This model was Ace Tone’s early-’70s flagship amp, with about 100 watts on tap, and came in several cabinet configurations—all as heavy as they sounded. One quirk: a built-in VU meter to monitor overloading.
Ace Tone Solid Ace 10There was a time when I once avoided solid-state amps at all costs, and it had to do with an old ’80s Peavey amp I used to own. I can’t remember the exact model anymore, but that amp sounded so sterile and lifeless that it scarred me for a few years. That injury lasted until I started trying out early solid-state amps from the ’60s and ’70s. There is something about early solid-state amps that sounds more organic and natural than newer amps of the same ilk. It’s hard to pin down, but one listen to some of the old Ace Tone amps and you’ll dig.
I’ve always known the Ace Tone name from old fuzz boxes, like the awesome FM-2 Fuzz Master, but I never really knew much about Ace Tone amps. It turns out that Ace Tone was started in the early ’60s as a maker of electronic musical instruments such as organs, effects, and drum machines. The mastermind behind the company was Ikutaro Kakehashi, and his designs were innovative and original. Eventually Kakehashi left his Ace Tone company in the early ’70s to start the more famous Roland Corporation.
The Solid Ace 10 was the company’s flagship amp in 1971 and could be purchased with a number of different cabinet configurations. The head alone cost $420 new and ran a whopping $1,200 with twin-column speaker cabinets housing four 15" speakers. These are 2-channel amps full of “red-blooded” tone (per the catalog) and had enough power for “3 acres of auditorium.” Gotta love vintage ad hype!
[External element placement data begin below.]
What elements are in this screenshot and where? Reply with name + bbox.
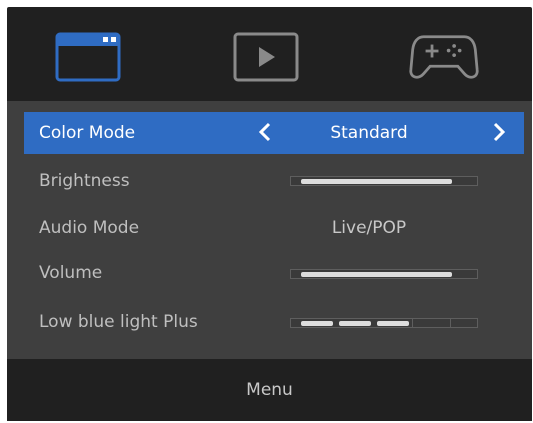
volume-slider[interactable] bbox=[290, 269, 478, 279]
color-mode-value: Standard bbox=[330, 123, 408, 143]
gamepad-icon bbox=[409, 35, 479, 79]
chevron-right-icon[interactable] bbox=[490, 120, 508, 144]
settings-list: Color Mode Standard Brightness Audio Mod… bbox=[7, 101, 532, 359]
brightness-slider-fill bbox=[301, 179, 452, 184]
level-segment-divider bbox=[412, 319, 413, 327]
window-icon bbox=[55, 32, 121, 82]
menu-item-label: Color Mode bbox=[39, 123, 136, 143]
menu-item-low-blue-light-plus[interactable]: Low blue light Plus bbox=[24, 301, 524, 343]
tab-game[interactable] bbox=[409, 29, 479, 85]
menu-item-label: Volume bbox=[39, 263, 103, 283]
level-segment bbox=[339, 321, 371, 326]
footer-bar: Menu bbox=[7, 359, 532, 421]
menu-item-label: Low blue light Plus bbox=[39, 312, 198, 332]
menu-item-volume[interactable]: Volume bbox=[24, 252, 524, 294]
volume-slider-fill bbox=[301, 272, 452, 277]
audio-mode-value: Live/POP bbox=[331, 218, 407, 238]
menu-item-color-mode[interactable]: Color Mode Standard bbox=[24, 112, 524, 154]
low-blue-light-level[interactable] bbox=[290, 318, 478, 328]
tab-movie[interactable] bbox=[231, 29, 301, 85]
menu-item-label: Audio Mode bbox=[39, 218, 140, 238]
tab-picture-mode[interactable] bbox=[53, 29, 123, 85]
level-segment bbox=[301, 321, 333, 326]
play-icon bbox=[233, 32, 299, 82]
level-segment bbox=[377, 321, 409, 326]
brightness-slider[interactable] bbox=[290, 176, 478, 186]
level-segment-divider bbox=[450, 319, 451, 327]
chevron-left-icon[interactable] bbox=[256, 120, 274, 144]
menu-item-audio-mode[interactable]: Audio Mode Live/POP bbox=[24, 207, 524, 249]
menu-button[interactable]: Menu bbox=[246, 380, 293, 400]
osd-menu: Color Mode Standard Brightness Audio Mod… bbox=[7, 7, 532, 421]
menu-item-label: Brightness bbox=[39, 171, 130, 191]
menu-item-brightness[interactable]: Brightness bbox=[24, 160, 524, 202]
tab-bar bbox=[7, 7, 532, 97]
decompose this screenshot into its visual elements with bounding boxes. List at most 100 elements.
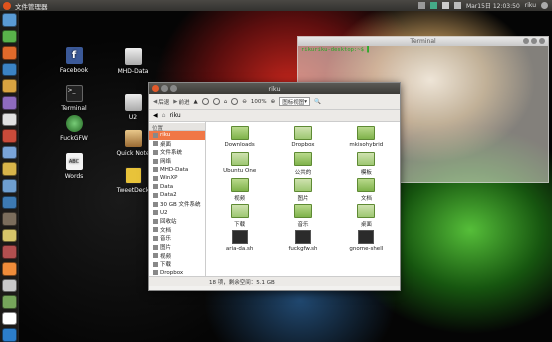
view-select[interactable]: 图标视图 ▾ [279,97,310,106]
network-icon[interactable] [417,2,425,9]
launcher-app-icon[interactable] [1,162,17,176]
sidebar-item[interactable]: 下载 [149,260,205,269]
terminal-icon: >_ [65,85,83,102]
launcher-app-icon[interactable] [1,79,17,93]
sidebar-item-label: 下载 [160,262,172,269]
launcher-app-icon[interactable] [1,112,17,127]
script-file-icon [231,230,248,244]
ubuntu-logo-icon[interactable] [3,1,11,10]
folder-icon [357,126,376,140]
sidebar-item[interactable]: 网络 [149,157,205,166]
power-icon[interactable] [541,2,548,9]
volume-icon[interactable] [453,2,461,9]
launcher-app-icon[interactable] [1,95,17,110]
sidebar-item[interactable]: 文件系统 [149,148,205,157]
file-item[interactable]: mkisohybrid [335,126,398,152]
battery-icon[interactable] [429,2,437,9]
minimize-icon[interactable] [523,38,529,44]
launcher-app-icon[interactable] [1,29,17,44]
sidebar-item[interactable]: U2 [149,208,205,217]
launcher-app-icon[interactable] [1,46,17,60]
file-item[interactable]: gnome-shell [335,230,398,256]
sidebar-item[interactable]: riku [149,131,205,140]
file-item[interactable]: 音乐 [271,204,334,230]
sidebar-item-label: Data2 [160,192,177,199]
zoom-out-button[interactable]: ⊖ [242,99,247,105]
file-item[interactable]: 图片 [271,178,334,204]
file-item[interactable]: aria-da.sh [208,230,271,256]
user-name[interactable]: riku [525,2,536,9]
up-button[interactable]: ▲ [194,99,198,105]
sidebar-item[interactable]: 音乐 [149,234,205,243]
mail-icon[interactable] [441,2,449,9]
file-item[interactable]: 桌面 [335,204,398,230]
sidebar-item[interactable]: MHD-Data [149,165,205,174]
place-icon [153,149,158,155]
launcher-app-icon[interactable] [1,178,17,193]
sidebar-item[interactable]: Data2 [149,191,205,200]
desktop-icon-facebook[interactable]: f Facebook [51,47,97,74]
launcher-app-icon[interactable] [1,13,17,27]
desktop-icon-words[interactable]: ABC Words [51,153,97,180]
minimize-icon[interactable] [161,85,168,92]
stop-icon[interactable] [201,98,209,105]
file-item[interactable]: Ubuntu One [208,152,271,178]
launcher-app-icon[interactable] [1,295,17,309]
launcher-app-icon[interactable] [1,261,17,276]
terminal-titlebar[interactable]: Terminal [298,37,548,46]
sidebar-item[interactable]: Data [149,183,205,192]
folder-icon [357,178,376,192]
sidebar-item[interactable]: 图片 [149,243,205,252]
place-icon [153,235,158,241]
terminal-prompt[interactable]: rikuriku-desktop:~$ ▌ [298,46,548,54]
file-manager-window: riku ◀ 后退 ▶ 前进 ▲ ⌂ ⊖ 100% ⊕ 图标视图 ▾ 🔍 ◀ ⌂ r… [148,82,401,291]
file-item[interactable]: Dropbox [271,126,334,152]
forward-button[interactable]: ▶ 前进 [173,98,189,106]
desktop-icon-fuckgfw[interactable]: FuckGFW [51,115,97,142]
launcher-app-icon[interactable] [1,145,17,160]
sidebar-item[interactable]: 桌面 [149,140,205,149]
path-left-arrow[interactable]: ◀ [153,112,158,119]
clock[interactable]: Mar15日 12:03:50 [466,1,520,10]
sidebar-item[interactable]: 回收站 [149,217,205,226]
reload-icon[interactable] [212,98,220,105]
sidebar-item[interactable]: 文档 [149,226,205,235]
close-icon[interactable] [152,85,159,92]
maximize-icon[interactable] [170,85,177,92]
launcher-app-icon[interactable] [1,228,17,243]
launcher-app-icon[interactable] [1,62,17,77]
computer-icon[interactable] [231,98,239,105]
file-item[interactable]: Downloads [208,126,271,152]
sidebar-item[interactable]: WinXP [149,174,205,183]
desktop-icon-mhd-data[interactable]: MHD-Data [110,48,156,75]
file-item[interactable]: 公共的 [271,152,334,178]
launcher-app-icon[interactable] [1,328,17,342]
sidebar-item[interactable]: 视频 [149,251,205,260]
file-item[interactable]: 文档 [335,178,398,204]
launcher-app-icon[interactable] [1,278,17,293]
launcher-app-icon[interactable] [1,195,17,210]
folder-icon [357,204,376,218]
close-icon[interactable] [539,38,545,44]
place-icon [153,218,158,224]
launcher-app-icon[interactable] [1,212,17,226]
file-item[interactable]: 模板 [335,152,398,178]
maximize-icon[interactable] [531,38,537,44]
path-crumb-riku[interactable]: riku [169,112,180,119]
back-button[interactable]: ◀ 后退 [153,98,169,106]
file-item[interactable]: fuckgfw.sh [271,230,334,256]
file-item[interactable]: 下载 [208,204,271,230]
dictionary-icon: ABC [65,153,83,170]
file-item[interactable]: 视频 [208,178,271,204]
search-icon[interactable]: 🔍 [314,99,321,105]
sidebar-item[interactable]: 30 GB 文件系统 [149,200,205,209]
launcher-app-icon[interactable] [1,311,17,326]
file-manager-titlebar[interactable]: riku [149,83,400,94]
launcher-app-icon[interactable] [1,245,17,259]
sidebar-item[interactable]: Dropbox [149,269,205,277]
desktop-icon-terminal[interactable]: >_ Terminal [51,85,97,112]
launcher-app-icon[interactable] [1,129,17,143]
file-item-label: 下载 [234,222,246,228]
zoom-in-button[interactable]: ⊕ [271,99,276,105]
home-button[interactable]: ⌂ [224,99,228,105]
Similar to the mid-’60s Teisco amps, Ace Tone amp heads could be ordered with any number of speaker cabinets. This one came with a 2x15 cabinet that weighs close to 100 pounds. It’s a true widow-maker! Now with all this power—something like 100 watts—on tap, there is a curious, yet cool VU meter to warn of overloading. But if you somehow manage to overload this amp, then you probably deserve a trophy. The two 15" Japanese Gold Bond speakers feature a cool golden cap cover, à la JBL speakers. The stock speakers feature alnico 5 magnets and sound superb. This amp takes pedals very well and, as expected, this Ace will rattle the house even at lower volumes.